I really appreciated this book and the thought and care and compassion that Pierre put into it.
This book is perfect for those of us who want to express ourselves creatively but work a 9 to 5 job that has nothing to do with our artistic abilities. It really makes you think in a different perspective. It also gives you exercises to bring you to a new mindset. I encourage everyone that is struggling with their day jobs that want to live the artistic life.
An optimistic and digestible guide for creatives to make peace with that totally not creative day job, yet I find myself wishing the advice givers would also analyze the structures that have created a niche for their advice in the first place.
I'm not the target audience for this book, and only picked it up because I like Summer Pierre's work. But it is so pragmatically cheerful and helpful that I couldn't help but enjoy it and do some of the suggestions. Give it a try!
I like the concept of this book, but it seemed short, and I think most artists with office jobs realize how to or already do most of the provided suggestions.

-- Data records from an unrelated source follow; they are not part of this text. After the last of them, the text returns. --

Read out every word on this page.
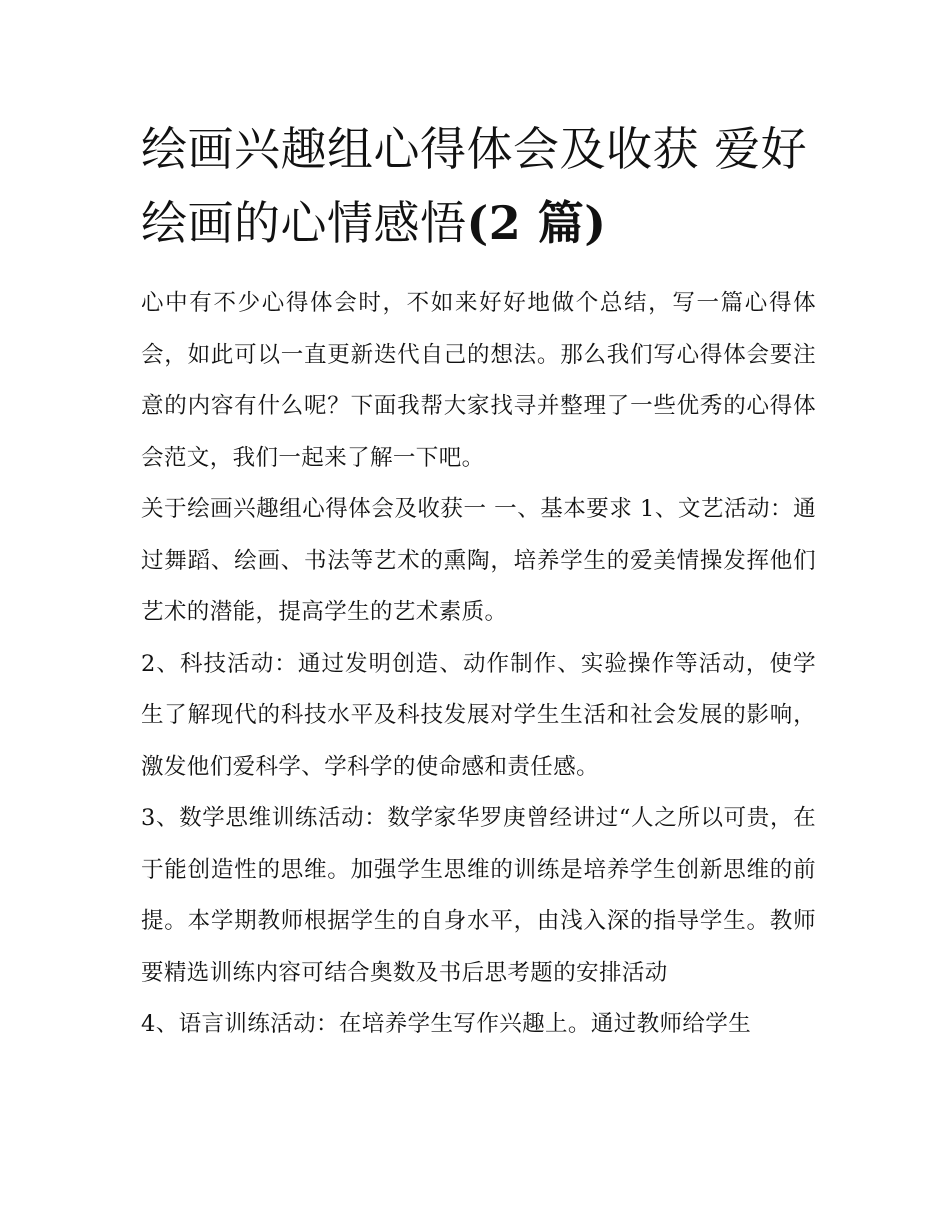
绘画兴趣组心得体会及收获 爱好绘画的心情感悟(2 篇)

心中有不少心得体会时，不如来好好地做个总结，写一篇心得体会，如此可以一直更新迭代自己的想法。那么我们写心得体会要注意的内容有什么呢？下面我帮大家找寻并整理了一些优秀的心得体会范文，我们一起来了解一下吧。

关于绘画兴趣组心得体会及收获一 一、基本要求 1、文艺活动：通过舞蹈、绘画、书法等艺术的熏陶，培养学生的爱美情操发挥他们艺术的潜能，提高学生的艺术素质。

2、科技活动：通过发明创造、动作制作、实验操作等活动，使学生了解现代的科技水平及科技发展对学生生活和社会发展的影响，激发他们爱科学、学科学的使命感和责任感。

3、数学思维训练活动：数学家华罗庚曾经讲过“人之所以可贵，在于能创造性的思维。加强学生思维的训练是培养学生创新思维的前提。本学期教师根据学生的自身水平，由浅入深的指导学生。教师要精选训练内容可结合奥数及书后思考题的安排活动

4、语言训练活动：在培养学生写作兴趣上。通过教师给学生
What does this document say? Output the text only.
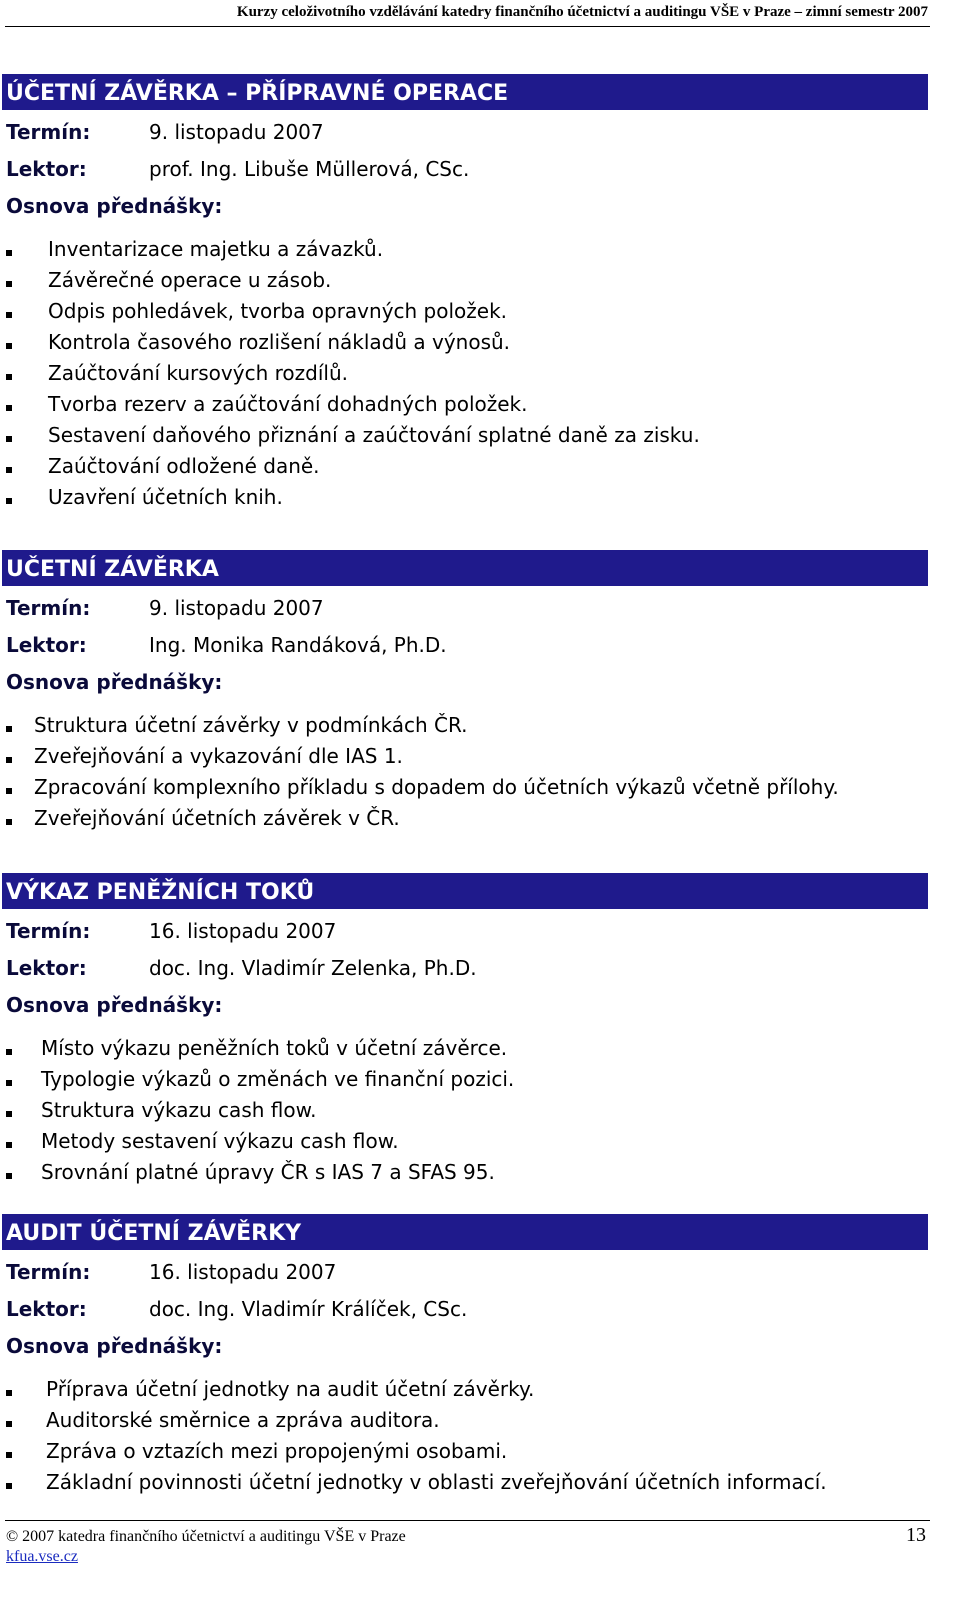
Kurzy celoživotního vzdělávání katedry finančního účetnictví a auditingu VŠE v Praze – zimní semestr 2007
ÚČETNÍ ZÁVĚRKA – PŘÍPRAVNÉ OPERACE
Termín:	9. listopadu 2007
Lektor:	prof. Ing. Libuše Müllerová, CSc.
Osnova přednášky:
Inventarizace majetku a závazků.
Závěrečné operace u zásob.
Odpis pohledávek, tvorba opravných položek.
Kontrola časového rozlišení nákladů a výnosů.
Zaúčtování kursových rozdílů.
Tvorba rezerv a zaúčtování dohadných položek.
Sestavení daňového přiznání a zaúčtování splatné daně za zisku.
Zaúčtování odložené daně.
Uzavření účetních knih.
UČETNÍ ZÁVĚRKA
Termín:	9. listopadu 2007
Lektor:	Ing. Monika Randáková, Ph.D.
Osnova přednášky:
Struktura účetní závěrky v podmínkách ČR.
Zveřejňování a vykazování dle IAS 1.
Zpracování komplexního příkladu s dopadem do účetních výkazů včetně přílohy.
Zveřejňování účetních závěrek v ČR.
VÝKAZ PENĚŽNÍCH TOKŮ
Termín:	16. listopadu 2007
Lektor:	doc. Ing. Vladimír Zelenka, Ph.D.
Osnova přednášky:
Místo výkazu peněžních toků v účetní závěrce.
Typologie výkazů o změnách ve finanční pozici.
Struktura výkazu cash flow.
Metody sestavení výkazu cash flow.
Srovnání platné úpravy ČR s IAS 7 a SFAS 95.
AUDIT ÚČETNÍ ZÁVĚRKY
Termín:	16. listopadu 2007
Lektor:	doc. Ing. Vladimír Králíček, CSc.
Osnova přednášky:
Příprava účetní jednotky na audit účetní závěrky.
Auditorské směrnice a zpráva auditora.
Zpráva o vztazích mezi propojenými osobami.
Základní povinnosti účetní jednotky v oblasti zveřejňování účetních informací.
© 2007 katedra finančního účetnictví a auditingu VŠE v Praze
kfua.vse.cz
13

Some good perspective and ideas to keep up your creativity while working a day job. It was a good reminder to me to find ways to fit in my art in all aspects of my life.
This is part of a review I wrote for Read @ MPL about books for creative New Year's Resolutions. The other books reviewed are Steal Like an Artist and What It Is.

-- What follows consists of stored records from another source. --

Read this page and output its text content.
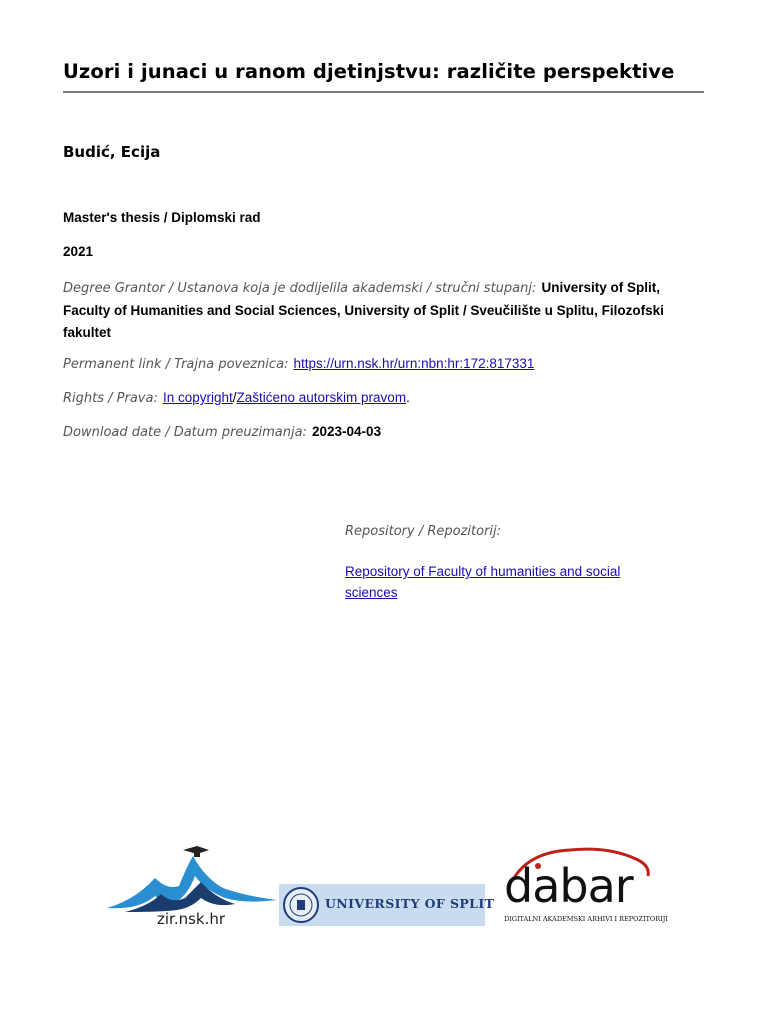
Uzori i junaci u ranom djetinjstvu: različite perspektive
Budić, Ecija
Master's thesis / Diplomski rad
2021
Degree Grantor / Ustanova koja je dodijelila akademski / stručni stupanj: University of Split, Faculty of Humanities and Social Sciences, University of Split / Sveučilište u Splitu, Filozofski fakultet
Permanent link / Trajna poveznica: https://urn.nsk.hr/urn:nbn:hr:172:817331
Rights / Prava: In copyright/Zaštićeno autorskim pravom.
Download date / Datum preuzimanja: 2023-04-03
Repository / Repozitorij:
Repository of Faculty of humanities and social sciences
zir.nsk.hr
UNIVERSITY OF SPLIT dabar
DIGITALNI AKADEMSKI ARHIVI I REPOZITORIJI
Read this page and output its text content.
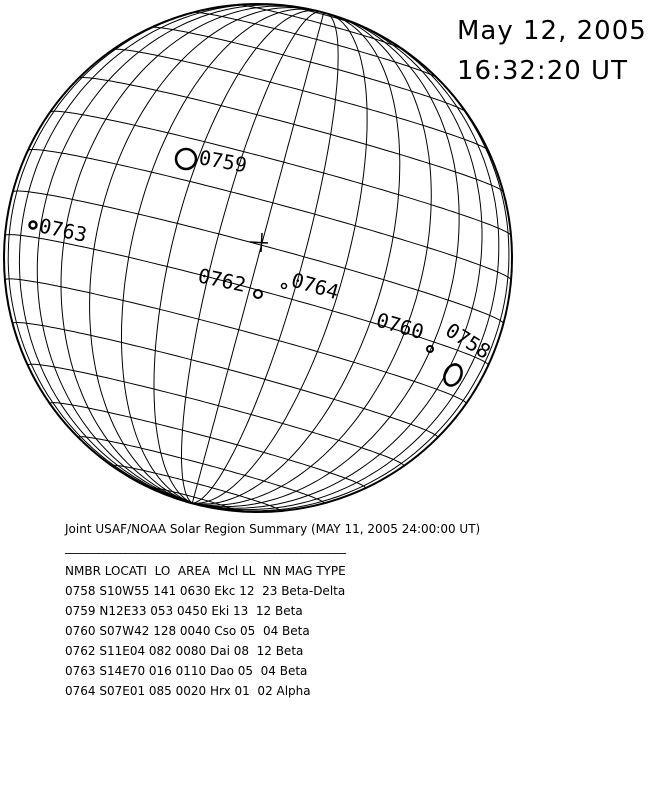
0759
0763
0762 0764
0760 0758
May 12, 2005
16:32:20 UT
Joint USAF/NOAA Solar Region Summary (MAY 11, 2005 24:00:00 UT)
___________________________________________________
NMBR LOCATI  LO  AREA  Mcl LL  NN MAG TYPE
0758 S10W55 141 0630 Ekc 12  23 Beta-Delta
0759 N12E33 053 0450 Eki 13  12 Beta
0760 S07W42 128 0040 Cso 05  04 Beta
0762 S11E04 082 0080 Dai 08  12 Beta
0763 S14E70 016 0110 Dao 05  04 Beta
0764 S07E01 085 0020 Hrx 01  02 Alpha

Artists often have to work day jobs to make ends meet, and even people with no aspiration to be a professional artist might need an artistic outlet. This book provides artistic ideas about how to use your surroundings and the materials at hand to create small projects and incorporate creative thinking into your daily/weekly routine. A lot of the exercises in this book focus on helping you examine your priorities. What are the obstacles to you making art? What are the obstacles to you enjoying your job? How are you spending your time? How do you want to spend your time? This book is a supportive guide to figuring out the answers to those questions.
This book is so helpful and needed. It was a talking-to, tough love from someone who totally knows me and what I struggle with. Pierre told me about how I'm free, and why I choose to work the jobs I do. Yes choose. A job is full of validation and freedom. A job pays me in ways I don't think of, like social interaction, magic lessons, and exercise. The big lesson I learned is that if I'm not creative with a 9-5 job, I'm not creative. I can't blame my job - I can be creative all day, throughout the day, with or without a job, if I just think in new directions, try new things, and not shy away from failure. This book empowered me and womanned me up to doodle and journal-comic in a way I haven't for years.
I super duper oh so highly recommend it to artists, people with jobs, people who are bored, or people who like fun to read books. She drew a lot of the pages out, its full of drawings and highlighter notes and artist-examples of the craft ideas she's suggesting.